Fu was given independent command in the campaign against Sichuan. In January 1371, he joined forces with Tang He's army and Liao Yongzhong's fleet to launch a surprise attack on the enemy from the north, while the Hongwu Emperor's main attack was expected to come from the east along the Yangtze River. The generals conquered Sichuan with relative ease, and both Fu and Liao received praise from the Emperor. Despite their significant contributions to the campaign, neither was granted a dukedom, a decision that historians later criticized as an inadequate reward for their exceptional military achievements.

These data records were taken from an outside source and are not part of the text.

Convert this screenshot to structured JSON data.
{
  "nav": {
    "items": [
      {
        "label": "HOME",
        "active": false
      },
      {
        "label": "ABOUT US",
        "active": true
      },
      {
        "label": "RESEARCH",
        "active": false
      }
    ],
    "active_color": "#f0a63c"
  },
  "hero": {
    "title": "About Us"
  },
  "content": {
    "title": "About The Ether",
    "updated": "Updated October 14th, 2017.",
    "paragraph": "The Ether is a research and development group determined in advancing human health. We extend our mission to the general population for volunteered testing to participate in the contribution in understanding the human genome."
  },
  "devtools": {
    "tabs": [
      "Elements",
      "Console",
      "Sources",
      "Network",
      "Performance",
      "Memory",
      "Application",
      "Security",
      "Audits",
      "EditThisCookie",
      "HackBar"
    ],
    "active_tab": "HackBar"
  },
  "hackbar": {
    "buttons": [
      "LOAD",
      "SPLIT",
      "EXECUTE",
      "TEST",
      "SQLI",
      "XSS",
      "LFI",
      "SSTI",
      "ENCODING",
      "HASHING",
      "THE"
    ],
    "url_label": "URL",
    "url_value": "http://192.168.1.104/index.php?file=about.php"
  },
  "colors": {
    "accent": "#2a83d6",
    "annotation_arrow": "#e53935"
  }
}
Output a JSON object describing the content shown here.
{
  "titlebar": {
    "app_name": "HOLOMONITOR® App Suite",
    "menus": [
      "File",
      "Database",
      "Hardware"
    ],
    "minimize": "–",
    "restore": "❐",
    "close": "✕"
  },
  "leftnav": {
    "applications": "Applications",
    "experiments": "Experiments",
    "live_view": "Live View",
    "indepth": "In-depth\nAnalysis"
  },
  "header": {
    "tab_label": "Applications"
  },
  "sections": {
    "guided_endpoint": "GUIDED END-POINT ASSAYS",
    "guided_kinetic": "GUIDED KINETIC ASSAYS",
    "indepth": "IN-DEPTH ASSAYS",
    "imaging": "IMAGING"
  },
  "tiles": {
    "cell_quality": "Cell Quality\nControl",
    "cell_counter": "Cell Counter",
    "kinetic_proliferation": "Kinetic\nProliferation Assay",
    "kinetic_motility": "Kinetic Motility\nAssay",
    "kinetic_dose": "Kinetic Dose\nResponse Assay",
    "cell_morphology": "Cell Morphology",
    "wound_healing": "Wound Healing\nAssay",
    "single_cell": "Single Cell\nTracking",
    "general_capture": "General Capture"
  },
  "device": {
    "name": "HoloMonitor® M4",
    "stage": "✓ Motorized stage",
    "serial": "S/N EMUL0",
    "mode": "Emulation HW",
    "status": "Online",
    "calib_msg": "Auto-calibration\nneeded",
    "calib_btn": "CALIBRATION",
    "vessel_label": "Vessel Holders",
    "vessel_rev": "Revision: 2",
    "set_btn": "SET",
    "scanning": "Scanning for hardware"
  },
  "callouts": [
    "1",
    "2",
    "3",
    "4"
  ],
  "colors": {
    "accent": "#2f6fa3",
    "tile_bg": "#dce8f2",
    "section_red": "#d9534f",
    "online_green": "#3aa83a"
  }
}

Fu successfully led campaigns along the northern frontier and in Gansu, constructing fortifications and teaching the Emperor's sons the art of war. In 1381, the Ming government decided to forcibly annex Yunnan, which was still under Mongol control, after diplomatic negotiations failed. The Emperor appointed Fu as the commander-in-chief of the attacking troops, with Lan Yu and Mu Ying as his deputies. He had a large army of 300,000 soldiers, while the enemy had about a third of that number. The campaign began in the fall of 1381, and the Ming forces had captured the provincial capital Kunming by January 1382, followed by Dali in April. The Mongol governor of Yunnan, Basalawarmi, and his associates committed suicide before Kunming fell, but regional commanders continued the resistance. Fu established a provincial administration, while the war with the Mongols continued. Fu and Lan were not able to return with part of the army until April 1384. Fu was promoted to Duke of Ying, while Lan and the other generals received financial rewards and minor titles.

In 1385, Fu was assigned to Beijing, but in the following year, he was tasked with suppressing a rebellion in Yunnan. In January 1387, he was appointed as Feng Sheng's deputy for the Liaodong campaign against the Mongol chieftain Naghachu. During this campaign, Fu distinguished himself in battle, while Feng was dismissed for his unsatisfactory performance. Fu was given command of the northeast region of Beijing. From 1388 to 1389, he was once again called upon to fight against rebels in Yunnan. From 1390, he served on the northern frontier.

In March 1392, Fu asked for nearly 1,000 mu (about 58 ha) of land in his native area for a private estate. The Emperor rejected the request angrily, noting that Fu had already received substantial rewards. The rebuke was the sole recorded instance of imperial criticism directed at Fu during his active career. The incident did not affect Fu's subsequent career and had no apparent connection to his death two years later. In March 1393, his colleague Lan was executed on charges of treason, followed by a purge of thousands of his associates. Then, on 20 December 1394, Fu died by suicide. Two other generals, Wang Bi and Feng Sheng, died within the next two months. Historians believe that the three generals died as part of the Emperor's effort to eliminate them. Among them, Fu's death has attracted the greatest sympathy, given the exceptional success of his military career and the absence of evidence for significant personal faults.

Fu Youde had two sons and one daughter. In 1391, his daughter married Zhu Jixi, the Hongwu Emperor's grandson and the eldest son of Prince Zhu Gang. In the same year, Fu's elder son Fu Zhong married the Hongwu Emperor's ninth daughter, Princess Shouchun (married 1386, died 1388). Fu Zhong and his younger brother Fu Zhang were both officers, but it is unclear if either of them survived their father. In 1645, the Hongguang Emperor of the Southern Ming gave Fu Youde the posthumous name Wujing.